Most common mistakes about sex in menopause
Menopause can mean many changes, and sometimes it can affect desire and sexual function.
But unlike what many people think, menopause does not have to signal the end of an exciting sex life.
Myths sexuality in menopause
1. Menopause leads to loss of libido
It is true that menopause can make sexual desire decrease, or even disappear, but this is not always the case.
Some women notice few changes. Even in many women there is an increase in their sexual desire.
The experience of menopause is very individual.
2. If you do not have sex, vaginal health is not important
Vaginal health is not only linked to sex.
Even if you are not currently sexually active, you need to take care of your vagina.
You should not stop visiting your gynecologist regularly
3. Your partner will not understand
It is true that it may be difficult for your partner to understand that sexual desire has suddenly fallen. You may feel rejected or that you no longer feel attracted.

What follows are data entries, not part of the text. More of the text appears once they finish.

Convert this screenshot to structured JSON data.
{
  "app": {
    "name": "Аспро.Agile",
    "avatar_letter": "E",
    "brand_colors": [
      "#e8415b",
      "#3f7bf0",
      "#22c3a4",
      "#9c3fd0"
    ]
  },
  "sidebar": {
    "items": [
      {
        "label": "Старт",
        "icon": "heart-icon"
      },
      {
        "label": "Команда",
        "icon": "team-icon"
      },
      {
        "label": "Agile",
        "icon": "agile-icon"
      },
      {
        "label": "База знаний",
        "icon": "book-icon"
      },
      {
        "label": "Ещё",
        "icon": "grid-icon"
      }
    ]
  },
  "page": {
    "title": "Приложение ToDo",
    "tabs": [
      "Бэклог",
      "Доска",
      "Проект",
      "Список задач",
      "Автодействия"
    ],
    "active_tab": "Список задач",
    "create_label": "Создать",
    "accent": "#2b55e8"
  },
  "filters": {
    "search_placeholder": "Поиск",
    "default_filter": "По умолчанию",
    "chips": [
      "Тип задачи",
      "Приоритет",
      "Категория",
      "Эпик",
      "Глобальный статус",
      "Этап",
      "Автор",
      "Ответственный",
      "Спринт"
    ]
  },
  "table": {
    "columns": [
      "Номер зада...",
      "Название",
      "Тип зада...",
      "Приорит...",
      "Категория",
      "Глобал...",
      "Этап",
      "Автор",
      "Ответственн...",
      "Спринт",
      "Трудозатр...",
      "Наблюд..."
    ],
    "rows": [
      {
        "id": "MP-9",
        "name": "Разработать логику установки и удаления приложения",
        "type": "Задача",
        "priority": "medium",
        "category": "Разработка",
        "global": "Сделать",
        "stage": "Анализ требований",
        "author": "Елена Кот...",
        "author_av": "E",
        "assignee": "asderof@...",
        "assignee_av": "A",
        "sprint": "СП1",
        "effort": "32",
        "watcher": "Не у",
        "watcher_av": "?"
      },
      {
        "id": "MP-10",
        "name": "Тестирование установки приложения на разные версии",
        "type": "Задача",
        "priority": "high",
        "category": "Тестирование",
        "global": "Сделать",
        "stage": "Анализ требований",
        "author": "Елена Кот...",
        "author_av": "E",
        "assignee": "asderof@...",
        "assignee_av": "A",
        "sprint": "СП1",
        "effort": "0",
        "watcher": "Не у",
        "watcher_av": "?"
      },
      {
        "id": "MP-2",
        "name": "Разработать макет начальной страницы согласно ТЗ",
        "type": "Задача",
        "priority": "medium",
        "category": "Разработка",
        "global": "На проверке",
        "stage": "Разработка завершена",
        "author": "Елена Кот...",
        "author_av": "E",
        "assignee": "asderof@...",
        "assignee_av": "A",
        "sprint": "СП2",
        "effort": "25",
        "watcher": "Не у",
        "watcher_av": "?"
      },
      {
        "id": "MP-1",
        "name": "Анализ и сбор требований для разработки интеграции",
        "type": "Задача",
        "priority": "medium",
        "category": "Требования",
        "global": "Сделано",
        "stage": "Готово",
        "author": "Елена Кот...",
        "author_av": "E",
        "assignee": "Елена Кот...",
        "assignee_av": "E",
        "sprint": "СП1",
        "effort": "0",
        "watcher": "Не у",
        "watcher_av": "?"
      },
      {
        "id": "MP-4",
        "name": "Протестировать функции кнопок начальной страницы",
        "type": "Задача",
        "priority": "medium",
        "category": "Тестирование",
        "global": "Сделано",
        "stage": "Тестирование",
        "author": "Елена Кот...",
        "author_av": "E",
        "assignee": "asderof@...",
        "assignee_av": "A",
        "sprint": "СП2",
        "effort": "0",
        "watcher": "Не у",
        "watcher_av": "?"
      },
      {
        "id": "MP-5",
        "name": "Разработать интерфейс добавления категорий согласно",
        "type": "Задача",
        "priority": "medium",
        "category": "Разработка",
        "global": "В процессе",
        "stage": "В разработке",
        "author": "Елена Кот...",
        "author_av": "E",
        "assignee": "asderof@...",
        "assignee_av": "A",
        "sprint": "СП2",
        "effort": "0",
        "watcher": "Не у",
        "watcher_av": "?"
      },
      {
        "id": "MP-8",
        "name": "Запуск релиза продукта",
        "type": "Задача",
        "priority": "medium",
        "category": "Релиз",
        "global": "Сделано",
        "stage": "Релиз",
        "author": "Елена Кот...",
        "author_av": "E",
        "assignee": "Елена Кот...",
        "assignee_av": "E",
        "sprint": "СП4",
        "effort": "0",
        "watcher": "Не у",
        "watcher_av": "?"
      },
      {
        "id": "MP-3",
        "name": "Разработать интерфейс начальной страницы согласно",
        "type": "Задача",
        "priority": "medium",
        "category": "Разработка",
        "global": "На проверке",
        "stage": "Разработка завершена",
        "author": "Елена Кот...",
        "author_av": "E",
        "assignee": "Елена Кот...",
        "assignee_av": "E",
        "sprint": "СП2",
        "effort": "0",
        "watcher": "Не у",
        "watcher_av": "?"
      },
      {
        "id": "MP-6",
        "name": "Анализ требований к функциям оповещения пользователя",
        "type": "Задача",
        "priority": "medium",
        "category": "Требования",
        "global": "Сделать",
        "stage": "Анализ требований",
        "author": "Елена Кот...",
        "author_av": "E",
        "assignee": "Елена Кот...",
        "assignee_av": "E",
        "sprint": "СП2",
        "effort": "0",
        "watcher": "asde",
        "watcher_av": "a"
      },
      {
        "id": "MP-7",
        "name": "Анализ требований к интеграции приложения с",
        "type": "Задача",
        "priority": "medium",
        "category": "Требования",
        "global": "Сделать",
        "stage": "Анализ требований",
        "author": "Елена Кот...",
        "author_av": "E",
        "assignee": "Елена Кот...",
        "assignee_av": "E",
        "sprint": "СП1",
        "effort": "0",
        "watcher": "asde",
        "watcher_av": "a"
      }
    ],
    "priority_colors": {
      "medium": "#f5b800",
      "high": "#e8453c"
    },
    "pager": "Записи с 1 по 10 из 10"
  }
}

Here one of the key points is the dialogue. Explain to your partner how you feel, and that it is not something that only happens to you.
4. Sex will always be painful
Fortunately, this is not the case.
There are many ways to remedy this: lubricants, vaginal dilators, hormone therapy and even laser treatments to renew the vaginal lining.
5. Sexual desire disappears forever
Even for those women who have suddenly lost all their sexual desire, the good news is that with time, and with some dedication, you can get it back.
6. Hormone replacement therapy is always the solution
It is not always valid for all women.
To try to improve the symptoms of menopause, a good rule is to seek the least invasive treatment with fewer side effects.
7. Sexual intimacy = coitus
Sex is not only limited to intercourse.
If you experience pain during penetration, there are alternative ways to maintain sexual intimacy: oral sex, caresses, hugs and kisses, which can help you maintain intimacy within your relationship.
The greatest myth of all
Menopause does not mean that your sex life should end.
- Allow time for remedies to work
- Have an open conversation with your partner
- If you experience intense pain and discomfort, talk to your doctor.
- And most importantly, be patient with yourself.